Canetti besuchte in oben angesprochenem Zeitfenster zudem die Schule in der Wittelsbachstraße – sie grenzte an die Biedermann-Bleichröder’sche Villa in der Rustenschacherallee 28 (damals: Prinzenallee). Von Hanns Eisler weiß man, dass er als Teenager regelmäßig Fußball spielte – auf der Jesuitenwiese, die sich vis-à-vis von eben jener Villa befand. Das hier auf Grund seiner jeweiligen Bewohner (der Großindustrielle Hans Emil Gutmann und seine Gattin Rositta, der US-Diplomat Leland B. Morris, der kommunistische Intellektuelle Ernst Fischer und seine von Hanns Eisler geschiedene Frau Lou) schon mehrfach erwähnte Gebäude wurde mittlerweile abgerissen, ein Schicksal, das es mit dem 1913 von Elses Bruder Hans für seine Familie errichteten Mausoleum teilte. Einzig die dafür verantwortlichen Protagonisten unterschieden sich: Im kommunistischen Ost-Berlin war es Präsident Wilhelm Pieck gewesen, der 1950 das Bleichröder’sche Grabmal am Zentralfriedhof Friedrichsfelde schleifen ließ – einige Monate zuvor hatte, welch merkwürdige Koinzidenz, Hanns Eisler die DDR-Hymne komponiert.

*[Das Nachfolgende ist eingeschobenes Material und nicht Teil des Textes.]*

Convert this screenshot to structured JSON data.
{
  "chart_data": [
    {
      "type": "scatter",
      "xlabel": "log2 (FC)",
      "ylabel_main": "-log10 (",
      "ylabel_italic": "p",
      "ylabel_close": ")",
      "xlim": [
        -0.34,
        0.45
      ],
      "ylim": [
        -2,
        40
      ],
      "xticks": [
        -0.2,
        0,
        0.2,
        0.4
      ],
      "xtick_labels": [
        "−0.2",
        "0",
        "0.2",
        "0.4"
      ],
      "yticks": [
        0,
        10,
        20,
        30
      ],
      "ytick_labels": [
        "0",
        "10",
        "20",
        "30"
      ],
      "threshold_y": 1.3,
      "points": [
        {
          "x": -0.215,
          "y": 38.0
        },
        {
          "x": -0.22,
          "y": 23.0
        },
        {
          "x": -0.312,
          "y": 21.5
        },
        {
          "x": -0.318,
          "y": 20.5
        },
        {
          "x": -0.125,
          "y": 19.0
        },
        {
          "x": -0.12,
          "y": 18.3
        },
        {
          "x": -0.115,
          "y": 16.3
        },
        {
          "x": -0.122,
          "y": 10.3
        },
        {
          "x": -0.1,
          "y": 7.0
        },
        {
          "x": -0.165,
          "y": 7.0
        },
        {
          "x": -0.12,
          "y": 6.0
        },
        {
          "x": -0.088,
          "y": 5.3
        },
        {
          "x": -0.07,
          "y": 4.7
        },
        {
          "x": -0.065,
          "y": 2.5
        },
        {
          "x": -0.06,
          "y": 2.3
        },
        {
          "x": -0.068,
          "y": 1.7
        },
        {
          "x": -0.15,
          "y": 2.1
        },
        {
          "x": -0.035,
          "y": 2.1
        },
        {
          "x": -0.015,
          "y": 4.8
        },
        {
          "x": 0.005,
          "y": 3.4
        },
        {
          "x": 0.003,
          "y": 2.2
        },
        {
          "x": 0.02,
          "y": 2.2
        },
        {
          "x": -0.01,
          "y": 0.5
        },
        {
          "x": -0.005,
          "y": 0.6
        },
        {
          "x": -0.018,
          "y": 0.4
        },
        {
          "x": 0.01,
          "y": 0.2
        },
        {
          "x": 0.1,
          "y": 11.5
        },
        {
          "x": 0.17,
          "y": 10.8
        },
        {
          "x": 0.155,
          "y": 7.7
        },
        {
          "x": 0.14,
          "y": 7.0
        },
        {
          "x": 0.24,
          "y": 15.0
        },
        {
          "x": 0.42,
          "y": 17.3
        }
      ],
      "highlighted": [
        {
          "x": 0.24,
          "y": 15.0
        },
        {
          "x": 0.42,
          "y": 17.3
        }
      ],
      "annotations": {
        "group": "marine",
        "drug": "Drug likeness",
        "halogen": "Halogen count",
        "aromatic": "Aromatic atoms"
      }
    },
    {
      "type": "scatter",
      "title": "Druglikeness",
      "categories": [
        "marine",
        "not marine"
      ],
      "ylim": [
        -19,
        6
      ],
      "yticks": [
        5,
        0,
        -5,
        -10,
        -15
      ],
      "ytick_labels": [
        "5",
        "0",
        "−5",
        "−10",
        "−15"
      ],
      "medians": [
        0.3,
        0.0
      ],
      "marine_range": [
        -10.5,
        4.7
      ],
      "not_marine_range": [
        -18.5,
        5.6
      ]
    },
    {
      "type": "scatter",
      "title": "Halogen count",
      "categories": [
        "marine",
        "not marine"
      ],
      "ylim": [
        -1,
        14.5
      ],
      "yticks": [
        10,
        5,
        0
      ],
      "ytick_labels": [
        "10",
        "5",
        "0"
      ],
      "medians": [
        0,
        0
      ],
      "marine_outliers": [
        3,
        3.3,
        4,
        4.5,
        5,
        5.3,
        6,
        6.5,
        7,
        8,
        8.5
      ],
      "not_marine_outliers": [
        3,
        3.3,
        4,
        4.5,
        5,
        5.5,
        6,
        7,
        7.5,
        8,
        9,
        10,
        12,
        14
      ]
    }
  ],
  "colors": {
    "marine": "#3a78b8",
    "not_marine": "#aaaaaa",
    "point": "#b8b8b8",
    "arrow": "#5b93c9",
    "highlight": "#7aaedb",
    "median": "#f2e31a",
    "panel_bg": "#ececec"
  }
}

Gerson von Bleichröder (1822-1893), Elses Vater, hingegen ruht in seiner nach wie vor unveränderten Gruft am Jüdischen Friedhof Schönhauser Allee. Ihm, dem nach Abraham Oppenheim zweiten nicht-getauften Juden, der in Preußen geadelt wurde, widmete der prominente US-amerikanische Historiker Fritz Stern mit Gold und Eisen. Bismarck und sein Bankier Bleichröder (Ullstein Verlag, 1978) eine ausführliche Abhandlung, die sich mit der für Europas Historie so schicksalhaften Wechselbeziehung zwischen dem Bankier und dem deutschen Reichskanzler befasst, eine Abhandlung zudem, die detailliert wichtige Aspekte der Wirtschafts- und Finanzpolitik des 19. Jahrhunderts analysiert und den aggressiven Antisemitismus, dem Bleichröder ausgesetzt war, erforscht.
»Wirklich, der Schwiegersohn ist ein durchaus biederer Mann. Ich hege keinen Zweifel, dass der Bund der beiden zum wahren Glück führen wird«, bemerkte nun, so liest man in Gold und Eisen, der zufriedene Bleichröder über Rudolf von Biedermann-Turony (auch: Biedermann von Turony, Biedermann de Turony, Anm.), der 1889 seine einzige Tochter geheiratet hatte. Was man von Stern, geboren 1926 in Breslau und ein Experte für die deutsche Geschichte, nicht erfährt: Der so freundlich empfangene Schwiegersohn entstammte einer sehr bedeutenden österreichischen Familie, deren Mitglieder vor allem im Bankwesen, aber auch bei der Gründung der Wiener Israelitischen Kultusgemeinde, bei der Entwicklung des europäischen Eisenbahnverkehrs (die Kaiser Ferdinands-Nordbahn!) sowie in diversen industriellen Unternehmungen eine herausragende Rolle gespielt hatten.
Gold und Eisen, von Golo Mann in der Neuen Zürcher Zeitung unter die »bedeutendsten historischen Werke unserer Jahrzehnte« gereiht, ist daher zwar in der Tat höchst lesenswert, und dennoch lässt sich eine schmerzliche Lücke ausmachen: Obwohl Fritz Stern unter anderem die Korrespondenz zwischen Bleichröder, der das Haus Rothschild in Berlin vertrat, und seinem am Wiener Opernring Nr. 6 ansässigen Freund Moritz Ritter von Goldschmidt, einem Mitglied der Familie Rothschild und einflussreicher Prokurist des österreichischen Bankhauses S. M. von Rothschild, auswerten konnte, bleibt das Verhältnis des Berliner Bankiers zur politischen und wirtschaftlichen Elite der Donaumonarchie in seiner Darstellung eher blass und fragmentarisch.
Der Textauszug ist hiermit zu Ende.